Glitzenstein and eight other young men have just become the first rabbis ordained in Poland since World War Two, the latest sign of a revival of Jewish culture and spirituality in one of its historic heartlands.
"We have made history," said Glitzenstein on Monday at the rabbinical college in Warsaw, Chabad Lubavitch Yeshiva, where they are completing a year of studies.
They received their diplomas in a ceremony at a hotel in the Polish capital on Sunday evening.
Glitzenstein, 21, comes from a family of rabbis originally based in the central Polish town of Lodz. When the German Nazis invaded Poland in 1939, his grandfather was studying in what was later to become the State of Israel, so escaped the Holocaust.
"My grandfather was very proud of me when I came here to study, though he could not witness my graduation because he died two months ago," said Glitzenstein.
"I am so grateful that I was able to devote myself here from morning to night to my studies."
Before the war Poland was home to some 3.5 million Jews, one of the largest Jewish communities in the world, but most of them were murdered by the Nazis in ghettos and death camps such as Auschwitz built on Polish soil.
Today Polish Jews are believed to number just 20,000, though growing numbers of Jews from Israel, the United States and elsewhere visit the country to trace their family roots.
"Not one spiritual leader was ordained in Poland since 1939 until now... It has taken a long time to revive this tradition, but better late than never," Meir Lau, chief rabbi of Tel Aviv and himself a Holocaust survivor, told Reuters by telephone.
"Without spiritual leadership we cannot promise the continuity of the Jewish people. The main concern of all generations is to ordain rabbis for the leadership of the next generation," he said.
The nine young rabbis studied at a Jewish school or 'Yeshiva' run by Chabad Lubavitch, a Hasidic movement of Orthodox Judaism which is based in New York but traces its origins back to late 18th century eastern Europe.
Chabad Lubavitch runs more than 3,000 educational institutions in more than 70 countries worldwide.
HITLER DID NOT WIN
"Poland was always a centre of Jewish study in the world. People used to come from all over the world to study the Torah (the Jewish holy book) here. This was stopped by the Nazis," said Rabbi Shalom Stambler, head representative of Chabad Lubavitch of Poland who is based in Warsaw.
"The opening of our 'Yeshiva' (in 2005) and the ordination of the new rabbis is the best answer we can give to Hitler and the Nazis, it shows they did not win."

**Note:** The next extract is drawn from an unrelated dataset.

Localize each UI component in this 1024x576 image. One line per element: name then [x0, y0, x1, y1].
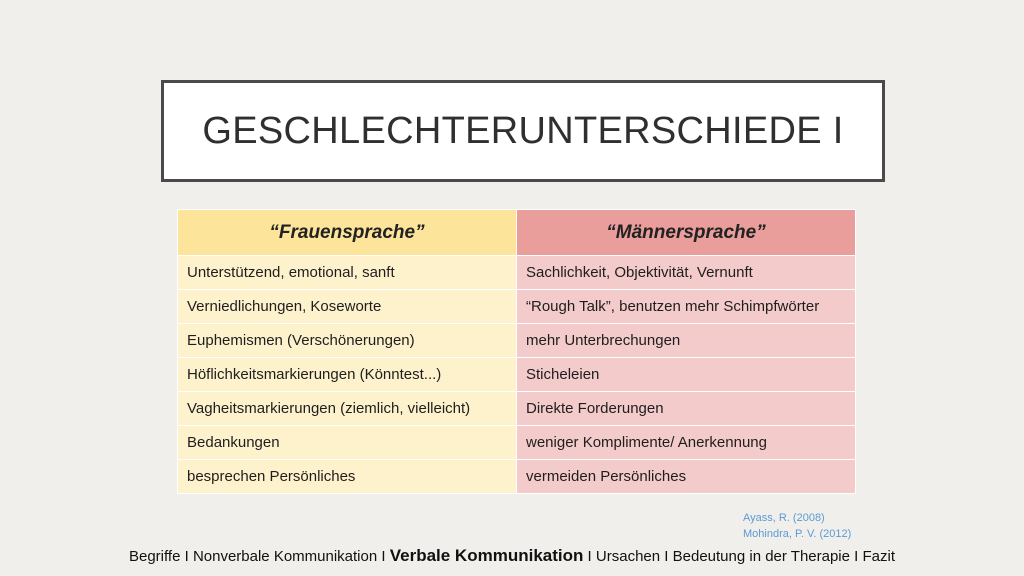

The newly ordained rabbis will return this week to Israel, but they will be replaced by new students in the autumn.
"We hope the 'Yeshiva' will grow and grow," said Stambler.
Among other signs of burgeoning Jewish activity here, a new Jewish culture centre recently opened in Krakow in southern Poland. Krakow, the traditional heart of Polish Jewish life, is also hosting an annual Jewish festival this week.
Israeli President Shimon Peres visited Poland in April to mark the 65th anniversary of the Warsaw Ghetto uprising.
Jewish community leaders say the government and president of Poland -- now a member of the European Union and NATO -- have worked hard to foster good relations with Israel and the global Jewish community, but anti-Semitism has not disappeared.
"The other day I was waiting to cross a road when a bus driver made a throat-slitting gesture at me," said Rabbi Channoch Rosenfeld, who has moved to Warsaw from Israel to help train and educate Jews here about their religion and culture.
But despite such abuse, the main response of Poles seeing devout Hasidic Jews sporting their traditional beard and wearing their trademark fedoras is curiosity, he added.
"When I walk around people stop me and ask what it is all about. I tell them Poland is a country with a rich Jewish heritage. We have come back to show we are still here, still alive."